Bradley and his wife Jenny live in Jefferson County along the Aucilla river and have two children, Marissa and Holden. Although his level of skill and talent is boldly apparent in his work, Bradley is remarkably humble about his artistic abilities. Through his 37 years of sculpting, Bradley has enjoyed sharing his knowledge and experience with other aspiring artists, including teaching 3D Art and conducting studio seminars for art students attending surrounding schools and educational programs.

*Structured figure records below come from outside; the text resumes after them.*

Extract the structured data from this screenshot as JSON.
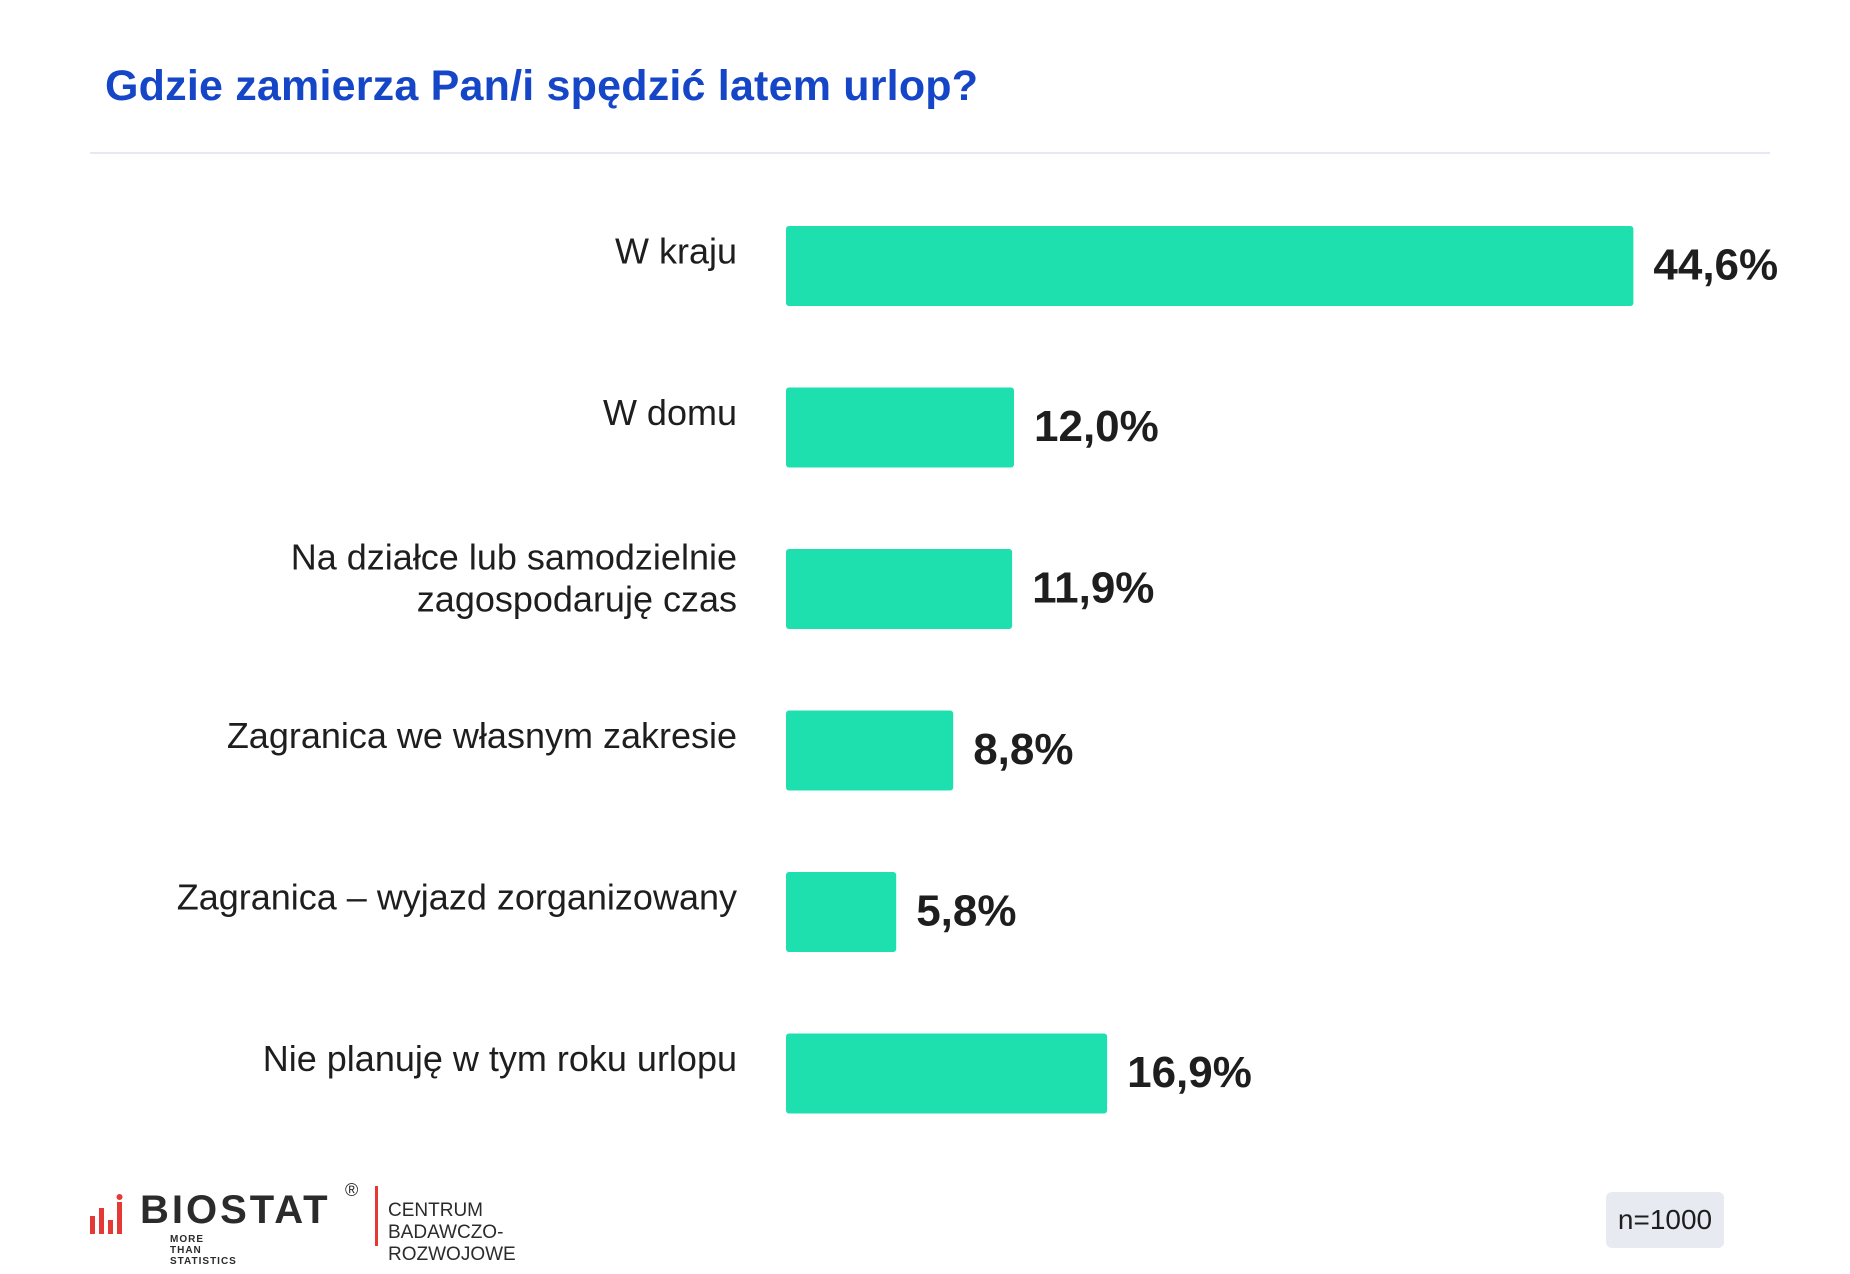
{
  "title": "Gdzie zamierza Pan/i spędzić latem urlop?",
  "colors": {
    "bar": "#1de0ae",
    "title": "#1646c8",
    "text": "#1e1e1e",
    "logo_accent": "#e53935"
  },
  "chart_data": {
    "type": "bar",
    "orientation": "horizontal",
    "title": "Gdzie zamierza Pan/i spędzić latem urlop?",
    "categories": [
      [
        "W kraju"
      ],
      [
        "W domu"
      ],
      [
        "Na działce lub samodzielnie",
        "zagospodaruję czas"
      ],
      [
        "Zagranica we własnym zakresie"
      ],
      [
        "Zagranica – wyjazd zorganizowany"
      ],
      [
        "Nie planuję w tym roku urlopu"
      ]
    ],
    "values": [
      44.6,
      12.0,
      11.9,
      8.8,
      5.8,
      16.9
    ],
    "value_labels": [
      "44,6%",
      "12,0%",
      "11,9%",
      "8,8%",
      "5,8%",
      "16,9%"
    ],
    "unit": "%",
    "grid": false,
    "legend": "none"
  },
  "footer": {
    "brand": "BIOSTAT",
    "registered": "®",
    "tagline": "MORE THAN STATISTICS",
    "division_line1": "CENTRUM",
    "division_line2": "BADAWCZO-ROZWOJOWE",
    "sample": "n=1000"
  }
}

The process of creating a bronze sculpture is complex and has multiple stages. The first stage is the conception of the project, where a lot of time is spent sketching and rendering an idea or concept on paper. Bradley begins his works by using photographs, or sketches to create a form that will eventually turn into a three-dimensional piece. Once he is satisfied with an idea, the next step is creating a metal skeleton. The skeleton serves as the structure for the and is wrapped with a wire mesh giving it form. When satisfied with the armature, it is time to begin adding the clay. Bradley uses Roma Plastilina, an extremely pliable modeling clay that is oil-based and non-hardening. Clay is added to the wire, roughly at first just to build dimensions, and then is carefully refined into shape. Then the details begin. Bradley spends lots and lots of hours detailing every piece. A finished bronze sculpture can take anywhere from six to 12 months to complete, depending on its size. A full-sized figure can take nine to twelve months, while tabletop pieces take six to eight months. Once a sculpture is fully formed in clay, it must then undergo a series of molding steps before it can be cast in bronze, a process that takes an additional four months to complete. When sculpting a person, Bradley works very closely with the person or the family members, if deceased, and includes them in every step along the way. When one project has reached completion, and the sculpture has been molded, the clay is then removed from the metal skeleton and reused for future projects.
“Sculpting is a craft that takes a lot of hard work and dedication. You do get faster over time and learn anatomy better, but I do not think you ever master the art of sculpting. I am constantly learning.”